Throughout your life people will give you advice on everything; whether you like it or not. Most people mean well and are genuinely trying to help. You’ll get it from your family, your friends, that extremely nosy person in line at the grocery store…. Everyone! (You’re not even born yet and I’m already giving you life advice.)

It’s important to remember that advice is just a suggestion. Take it all in, think about it, do research, and then make up your own mind. In the end it’s not me, or your best friend that has to live with the consequences, it’s you.

The difference between good advice and bad advice can be really hard to spot. Just because someone is genuinely trying to help, doesn’t mean their advice is good. This holds for people in authority too (Yes, even your parents) they make mistakes and they can repeat bad advice.

A lot of advice gets filtered through multiple people. If it’s important advice, find the original source or one you trust. Then decide if the advice is worthy of following.

Your grandmother told me when I was young, “Believe only half of what you see and none of what you hear.” It’s some of the best advice I’ve ever gotten. Unpacked of meaning, it simply reminds you to think about what’s going on around you, what you’re seeing, and what you’re being told. If you think critically, you can avoid a lot of trouble.

A lot of bad advice involves certainties. Everyone believes this, or It’s always that. The moment people are completely certain about something, it’s your responsibility to wonder if their advice is bad.

Remember, you’re not alone, your Mum and I will always be there to help you work through things.
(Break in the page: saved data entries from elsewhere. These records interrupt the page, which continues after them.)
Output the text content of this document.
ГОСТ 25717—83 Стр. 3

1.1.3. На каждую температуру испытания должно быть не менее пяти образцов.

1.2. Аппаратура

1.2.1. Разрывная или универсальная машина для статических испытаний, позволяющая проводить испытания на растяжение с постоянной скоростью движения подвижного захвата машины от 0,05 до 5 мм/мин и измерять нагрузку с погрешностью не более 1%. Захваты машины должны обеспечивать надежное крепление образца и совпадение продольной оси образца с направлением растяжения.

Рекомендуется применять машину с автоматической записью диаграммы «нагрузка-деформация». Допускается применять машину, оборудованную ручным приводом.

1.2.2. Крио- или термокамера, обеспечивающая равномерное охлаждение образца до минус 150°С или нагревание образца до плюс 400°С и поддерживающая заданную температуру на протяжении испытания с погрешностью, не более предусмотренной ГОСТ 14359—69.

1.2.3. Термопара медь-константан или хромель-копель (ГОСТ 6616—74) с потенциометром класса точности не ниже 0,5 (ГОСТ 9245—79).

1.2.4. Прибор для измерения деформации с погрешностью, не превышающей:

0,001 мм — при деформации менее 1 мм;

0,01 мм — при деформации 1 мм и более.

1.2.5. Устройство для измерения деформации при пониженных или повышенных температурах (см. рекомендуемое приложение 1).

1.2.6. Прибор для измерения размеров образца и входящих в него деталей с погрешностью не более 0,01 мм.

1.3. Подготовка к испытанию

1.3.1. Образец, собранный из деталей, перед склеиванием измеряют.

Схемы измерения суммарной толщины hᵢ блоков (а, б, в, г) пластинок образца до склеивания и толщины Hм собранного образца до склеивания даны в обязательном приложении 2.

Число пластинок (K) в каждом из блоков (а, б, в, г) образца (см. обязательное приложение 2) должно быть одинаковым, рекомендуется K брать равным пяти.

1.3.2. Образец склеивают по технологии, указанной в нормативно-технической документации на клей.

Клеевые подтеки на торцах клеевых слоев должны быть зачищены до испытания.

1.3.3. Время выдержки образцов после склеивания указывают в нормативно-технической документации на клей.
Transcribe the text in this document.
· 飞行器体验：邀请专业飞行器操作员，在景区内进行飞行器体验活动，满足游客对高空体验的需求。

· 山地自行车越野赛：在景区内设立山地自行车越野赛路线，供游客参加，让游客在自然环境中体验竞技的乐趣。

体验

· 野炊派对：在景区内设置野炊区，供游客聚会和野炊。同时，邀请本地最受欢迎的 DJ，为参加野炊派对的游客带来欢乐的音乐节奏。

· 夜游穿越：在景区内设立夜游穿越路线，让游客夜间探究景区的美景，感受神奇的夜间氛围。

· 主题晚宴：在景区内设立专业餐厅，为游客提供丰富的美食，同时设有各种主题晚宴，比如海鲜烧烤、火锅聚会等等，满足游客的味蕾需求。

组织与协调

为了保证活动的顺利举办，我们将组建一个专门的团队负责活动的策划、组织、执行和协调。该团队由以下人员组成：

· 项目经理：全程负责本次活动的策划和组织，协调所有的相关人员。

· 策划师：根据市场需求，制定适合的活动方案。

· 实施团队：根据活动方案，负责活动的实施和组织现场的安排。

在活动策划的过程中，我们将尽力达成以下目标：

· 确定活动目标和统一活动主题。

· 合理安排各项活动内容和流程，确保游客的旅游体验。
Even if you just need us as a sounding board. We love you and we’re here to help.

 

I love you, Baby Dragon,

Your loving Father

Dear Dragon – Secret 1

Hello Dragon,

Most parents call their unborn children things like peanut, or monkey. Your mother and I are not most people. Your parents are weird. We’re just as likely to get excited about Disney princesses as you are, we’re always saying quotes from movies and books, and we love games.

Ultrasound picture.
Aren’t they cute?

You’re now -181 days, and I don’t think your existence has fully sunk in. I’m not quite sure what I’m in for and that’s the first secret I have to tell you.

Despite what I’ll say, I do not know everything. I’m not perfect and I’ll make mistakes. Hopefully by the time you realize it, it won’t shatter your trust or belief in me.

I may not be perfect but I will try my best to take care of you and no matter what I’ll always love you.

If I have one hope for you, it’s that you’re never afraid to confide in me or your mother. We want nothing but the best for you, no matter what that ends up being.